Yufeng Gao, Xili Wang, Lei Zhao, Aocheng Bao, Chong Yang, Ziyi Liang, Bowen Sheng, Yipeng Lu
Abstract
Open AccessThis paper demonstrated the feasibility of utilizing miniaturized piezoelectric micromachined ultrasonic transducer (PMUT) to form a symmetric V-shaped acoustic beam pattern, which enables the ability to synchronously transmit bidirectional ultrasonic signals, and offers a promising technology to address the frame rate limitations in traditional ultrasonic flowmeters based on time-of-flight (ToF). In contrast to the previous two-step flow rate monitoring scheme, where paired ultrasonic transducers are used as transmitter and receiver alternately to obtain the upstream and downstream ultrasound propagation time sequentially, we proposed one-step mid-air flow rate measurement with a remarkable frame rate through the V-shaped bidirectional beam generated by a 3.6 mm × 3.6 mm 5-channel ~250 kHz PZT PMUT phased array. By utilizing the grating lobe produced through optimized array pitch design and sequential control, this 5-channel PMUT array breaks the conventional design limitations typically associated with grating lobes, and generates the V-shaped beam with dual main lobes measured at 27° and 153°, enabling 1000 times of upstream and downstream ToF measurements in 1 s. Furthermore, installation geometry optimization was proposed to enhance the ToF resolution and adaptation to various pipe circumstances, where flow rate measurements in conventional straight pipe and optimized zigzag-shaped pipe with 150 mm sufficient ultrasound propagation length were investigated.

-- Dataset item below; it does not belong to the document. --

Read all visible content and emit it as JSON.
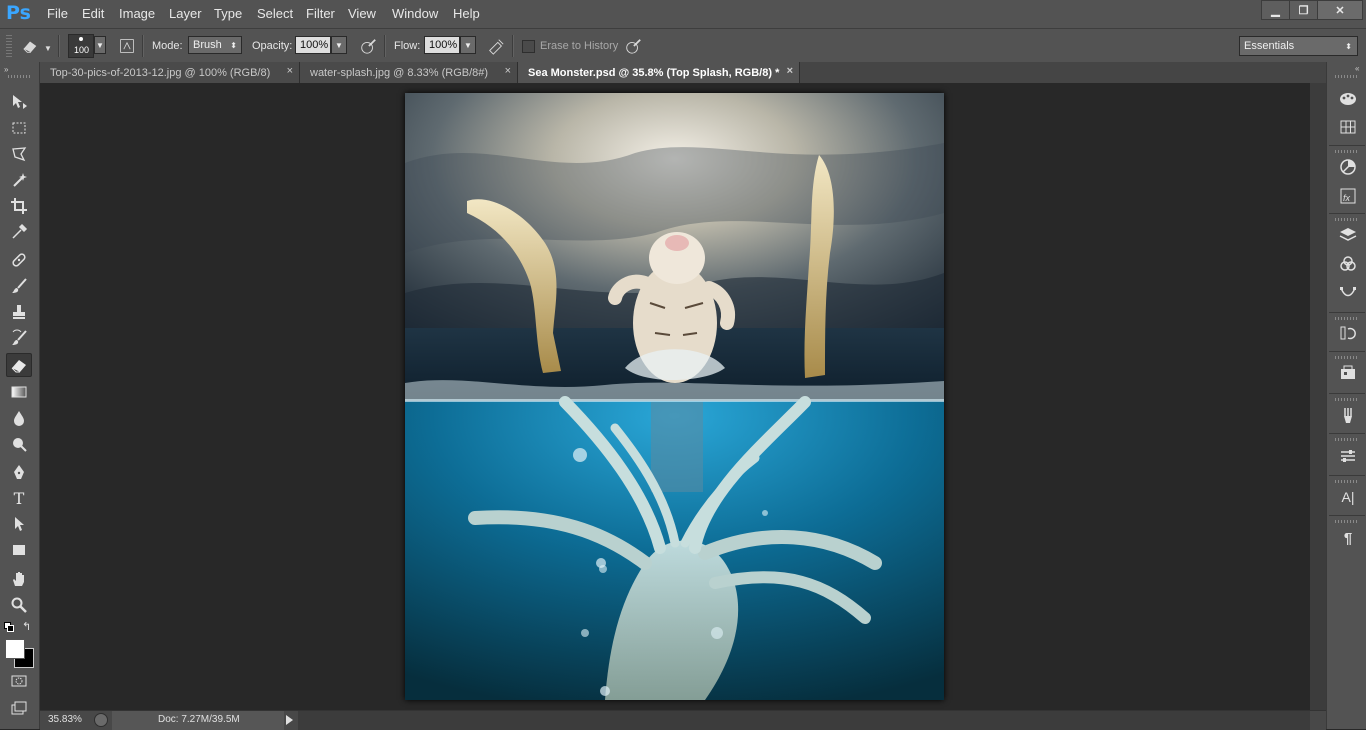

The experiment results demonstrated the superior flow rate monitoring performance of our device and system, where large-range (0.5-35 L·min-1 or 0.045-3.177 m·s-1, airflow) and high-resolution (185 ns/(L·min-1) or 2032 ns/(m·s-1)) flow metering with significant linearity (0.997) was successfully obtained, revealing great potential in advanced flow monitoring application scenarios.